Il se souvient de tout. De la structure qui bascule. Du fracas. Des cris. Des sirènes. Des brancards. Du malheur qui se répand dans la nuit.
"J’étais pris au piège, raconte le reporter. Les gens qui fuyaient me marchaient dessus. Un médecin m’a piqué le pied pour savoir si j’étais paralysé. Finalement, on m’a évacué sur un panneau publicitaire de la distillerie L.N. Mattéi, avant de me transporter à l’hôpital dans un camion à pizza réquisitionné. Mais je n’allais pas me plaindre ; juste à côté de moi, il y avait deux morts."
Soigné sur le continent – à Vallauris, Mougins et Hyères –, le journaliste passe douze mois en rééducation. "Tous les jours, le patron du journal téléphonait pour prendre de mes nouvelles. Au centre héliomarin, j’ai vu passer Charles Aznavour qui visitait les lieux pour son beau-frère, le compositeur Georges Garvarentz. Il s’en est souvenu lorsque je l’ai revu à Paris, douze ans plus tard."
Ce drame ne l’a "pas vacciné" du foot : "Je suis revenu au stade avec des béquilles."

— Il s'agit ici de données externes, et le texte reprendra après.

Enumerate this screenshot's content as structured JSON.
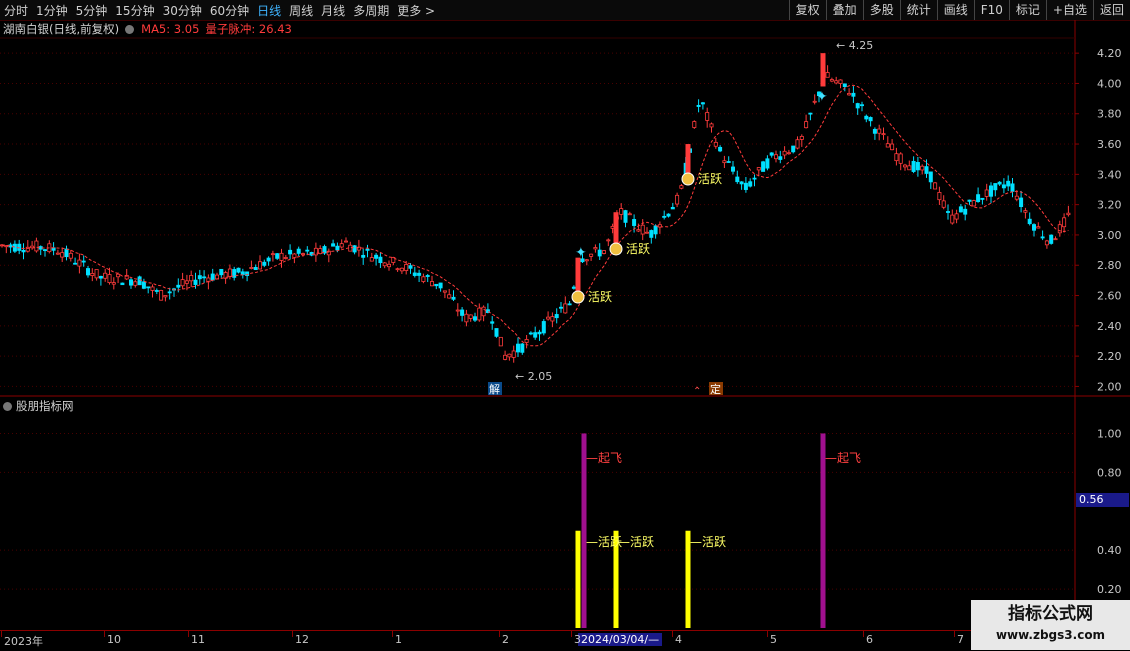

Tout comme Charles Monti, alors responsable des pages Sports : "La veille, le 4 mai, j’avais reçu ma mutation à Nice, effective à compter du 1er juin. J’ai été arrêté pendant seize mois. À mon retour, il n’était plus question de quitter l’île. Ça a été le seul point positif de cette sombre affaire."